A funnel is a marketing strategy based on the simple fact that the vast majority of people you market to aren’t ready to buy right at that moment. A funnel-based approach to marketing focuses on tailoring your advertising depending on your audience’s intent to purchase and familiarity with your brand and products.
Creating a funnel on Facebook can be done by targeting a cold audience of prospective customers, such as a Lookalike Audience or a behavior-based audience in one campaign, and retargeting those who visit your website in another campaign. As you scale your advertising budget, your funnel can become more intricate, with multiple campaigns that target customers at different points within the funnel:
The above example shows how one campaign can be used to drive awareness and traffic from a larger audience at the top of your funnel and subsequent campaigns can re-engage or retarget that traffic to bring them back to purchase.

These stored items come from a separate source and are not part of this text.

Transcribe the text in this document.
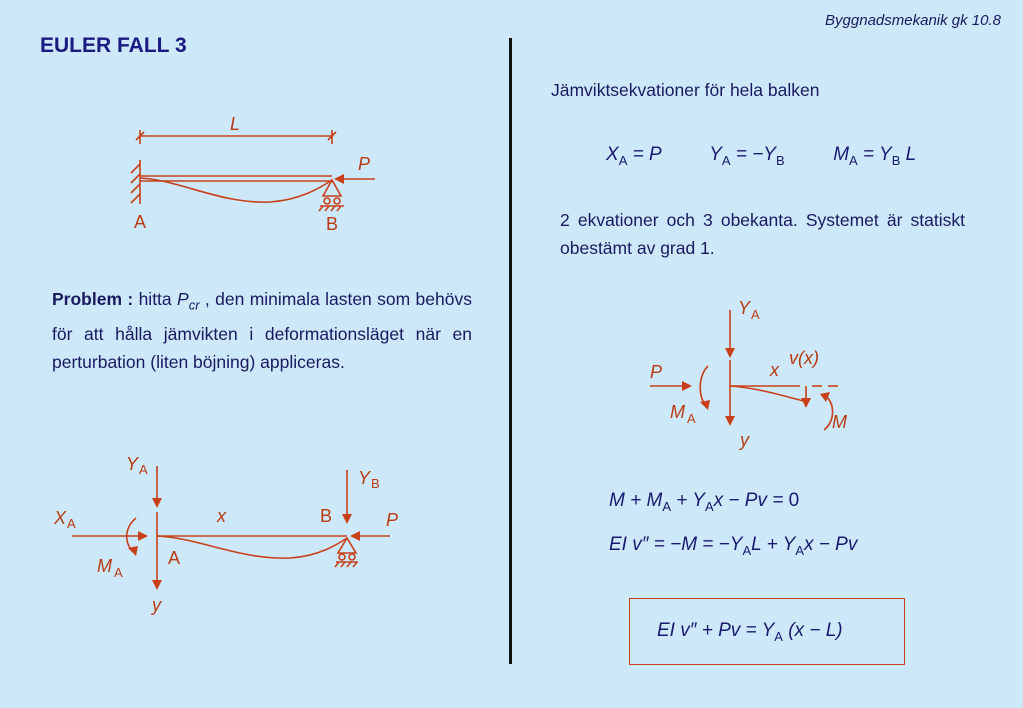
Byggnadsmekanik gk 10.8
EULER FALL 3
L
P
A	B
Problem : hitta $P_{cr}$ , den minimala lasten som behövs för att hålla jämvikten i deformationsläget när en perturbation (liten böjning) appliceras.
Y A	Y B
X A	x	B	P
M A
A
y
Jämviktsekvationer för hela balken
$X_A = P$	$Y_A = -Y_B$	$M_A = Y_B$ L
2 ekvationer och 3 obekanta. Systemet är statiskt obestämt av grad 1.
Y A
v(x)
P	x
M A	M
y
$M + M_A + Y_Ax - Pv = 0$
EI $v'' = -M = -Y_AL + Y_Ax - Pv$
EI $v'' + Pv = Y_A$ (x − L)
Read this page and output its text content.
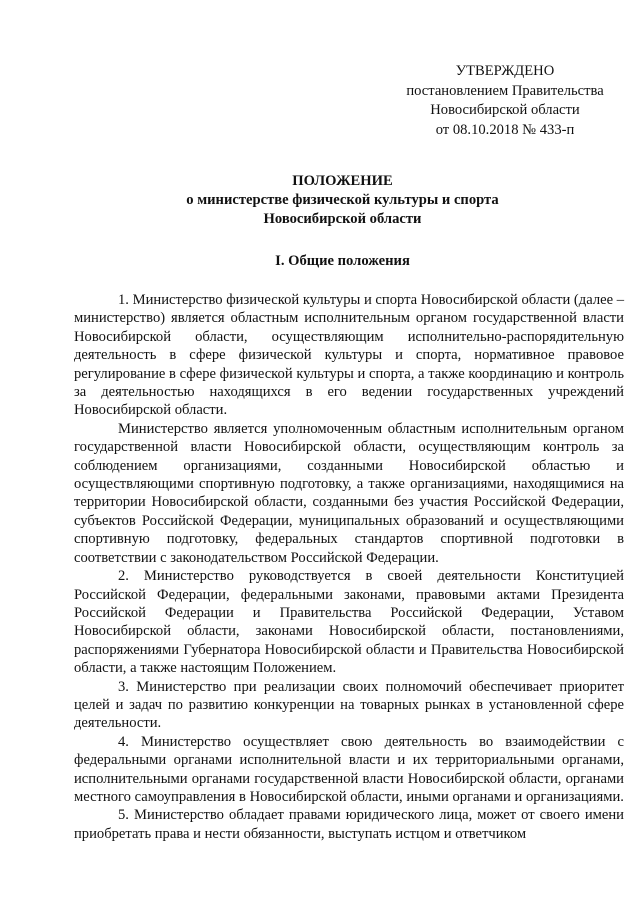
УТВЕРЖДЕНО
постановлением Правительства
Новосибирской области
от 08.10.2018 № 433-п
ПОЛОЖЕНИЕ
о министерстве физической культуры и спорта
Новосибирской области
I. Общие положения

1. Министерство физической культуры и спорта Новосибирской области (далее – министерство) является областным исполнительным органом государственной власти Новосибирской области, осуществляющим исполнительно-распорядительную деятельность в сфере физической культуры и спорта, нормативное правовое регулирование в сфере физической культуры и спорта, а также координацию и контроль за деятельностью находящихся в его ведении государственных учреждений Новосибирской области.

Министерство является уполномоченным областным исполнительным органом государственной власти Новосибирской области, осуществляющим контроль за соблюдением организациями, созданными Новосибирской областью и осуществляющими спортивную подготовку, а также организациями, находящимися на территории Новосибирской области, созданными без участия Российской Федерации, субъектов Российской Федерации, муниципальных образований и осуществляющими спортивную подготовку, федеральных стандартов спортивной подготовки в соответствии с законодательством Российской Федерации.

2. Министерство руководствуется в своей деятельности Конституцией Российской Федерации, федеральными законами, правовыми актами Президента Российской Федерации и Правительства Российской Федерации, Уставом Новосибирской области, законами Новосибирской области, постановлениями, распоряжениями Губернатора Новосибирской области и Правительства Новосибирской области, а также настоящим Положением.

3. Министерство при реализации своих полномочий обеспечивает приоритет целей и задач по развитию конкуренции на товарных рынках в установленной сфере деятельности.

4. Министерство осуществляет свою деятельность во взаимодействии с федеральными органами исполнительной власти и их территориальными органами, исполнительными органами государственной власти Новосибирской области, органами местного самоуправления в Новосибирской области, иными органами и организациями.

5. Министерство обладает правами юридического лица, может от своего имени приобретать права и нести обязанности, выступать истцом и ответчиком
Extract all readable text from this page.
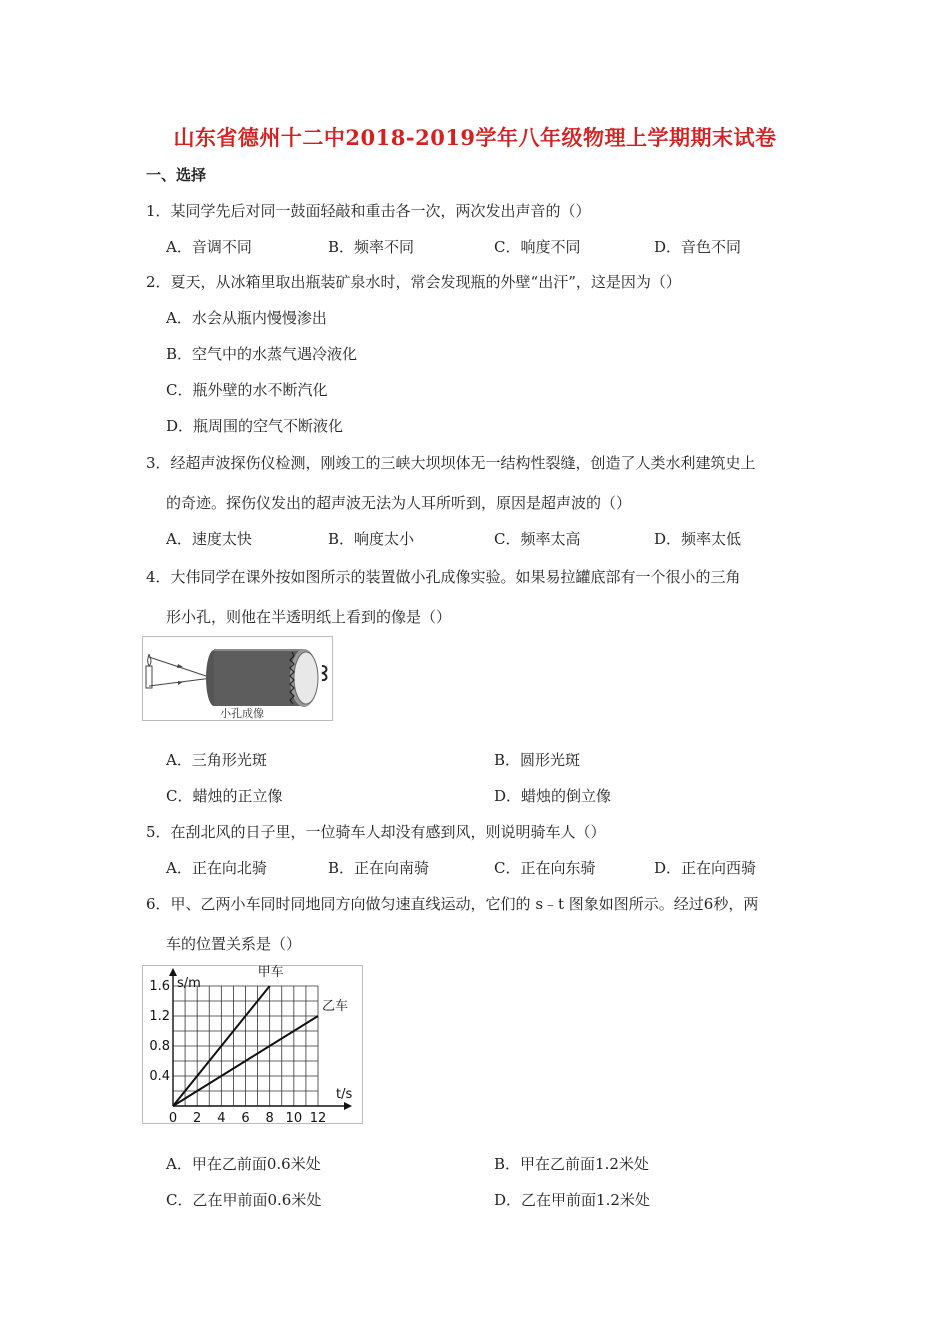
山东省德州十二中2018-2019学年八年级物理上学期期末试卷
一、选择
1．某同学先后对同一鼓面轻敲和重击各一次，两次发出声音的（）
A．音调不同	B．频率不同	C．响度不同	D．音色不同
2．夏天，从冰箱里取出瓶装矿泉水时，常会发现瓶的外壁“出汗”，这是因为（）
A．水会从瓶内慢慢渗出
B．空气中的水蒸气遇冷液化
C．瓶外壁的水不断汽化
D．瓶周围的空气不断液化
3．经超声波探伤仪检测，刚竣工的三峡大坝坝体无一结构性裂缝，创造了人类水利建筑史上
的奇迹。探伤仪发出的超声波无法为人耳所听到，原因是超声波的（）
A．速度太快	B．响度太小	C．频率太高	D．频率太低
4．大伟同学在课外按如图所示的装置做小孔成像实验。如果易拉罐底部有一个很小的三角
形小孔，则他在半透明纸上看到的像是（）
小孔成像
A．三角形光斑	B．圆形光斑
C．蜡烛的正立像	D．蜡烛的倒立像
5．在刮北风的日子里，一位骑车人却没有感到风，则说明骑车人（）
A．正在向北骑	B．正在向南骑	C．正在向东骑	D．正在向西骑
6．甲、乙两小车同时同地同方向做匀速直线运动，它们的 s﹣t 图象如图所示。经过6秒，两
车的位置关系是（）
0 2 4 6 8 10 12
0.4
0.8
1.2
1.6
甲车
乙车
s/m
t/s
A．甲在乙前面0.6米处	B．甲在乙前面1.2米处
C．乙在甲前面0.6米处	D．乙在甲前面1.2米处
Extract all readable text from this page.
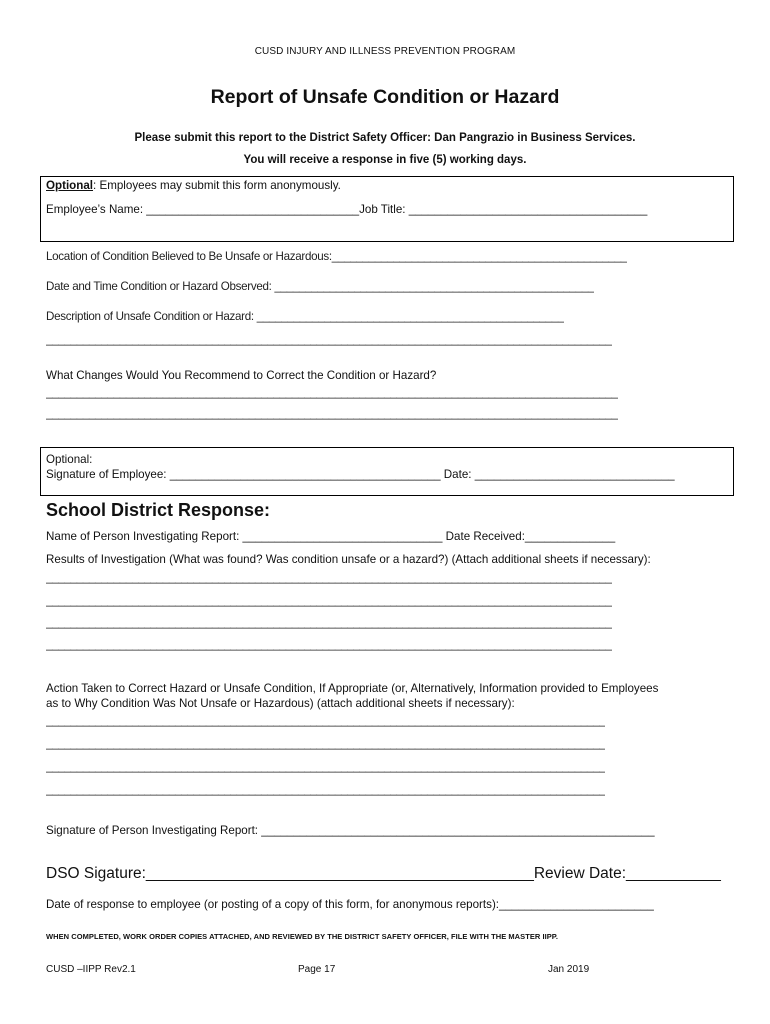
CUSD INJURY AND ILLNESS PREVENTION PROGRAM
Report of Unsafe Condition or Hazard
Please submit this report to the District Safety Officer: Dan Pangrazio in Business Services.
You will receive a response in five (5) working days.
Optional: Employees may submit this form anonymously.
Employee’s Name: _________________________________Job Title: _____________________________________
Location of Condition Believed to Be Unsafe or Hazardous:________________________________________________
Date and Time Condition or Hazard Observed: ____________________________________________________
Description of Unsafe Condition or Hazard: __________________________________________________
____________________________________________________________________________________________
What Changes Would You Recommend to Correct the Condition or Hazard?
_____________________________________________________________________________________________
_____________________________________________________________________________________________
Optional:
Signature of Employee: __________________________________________ Date: _______________________________
School District Response:
Name of Person Investigating Report: _______________________________ Date Received:______________
Results of Investigation (What was found? Was condition unsafe or a hazard?) (Attach additional sheets if necessary):
____________________________________________________________________________________________
____________________________________________________________________________________________
____________________________________________________________________________________________
____________________________________________________________________________________________
Action Taken to Correct Hazard or Unsafe Condition, If Appropriate (or, Alternatively, Information provided to Employees
as to Why Condition Was Not Unsafe or Hazardous) (attach additional sheets if necessary):
___________________________________________________________________________________________
___________________________________________________________________________________________
___________________________________________________________________________________________
___________________________________________________________________________________________
Signature of Person Investigating Report: _____________________________________________________________
DSO Sigature:_____________________________________________Review Date:___________
Date of response to employee (or posting of a copy of this form, for anonymous reports):________________________
WHEN COMPLETED, WORK ORDER COPIES ATTACHED, AND REVIEWED BY THE DISTRICT SAFETY OFFICER, FILE WITH THE MASTER IIPP.
CUSD –IIPP Rev2.1	Page 17	Jan 2019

If prospecting is not generating sales for your business, choosing a less expensive, higher-funnel objective, such as traffic or add to carts can create a list of prospects to retarget with a second campaign. This effectively will create a funnel with your Facebook ads, where you can serve each audience different types of creative that bring prospects back to your website to complete a purchase.
Start using Facebook ads to grow your business
The Facebook advertising platform is designed to be easy to use for those with little to no experience with digital marketing, making it even more attractive to bootstrapped entrepreneurs who don’t want to pay an agency to run their ads.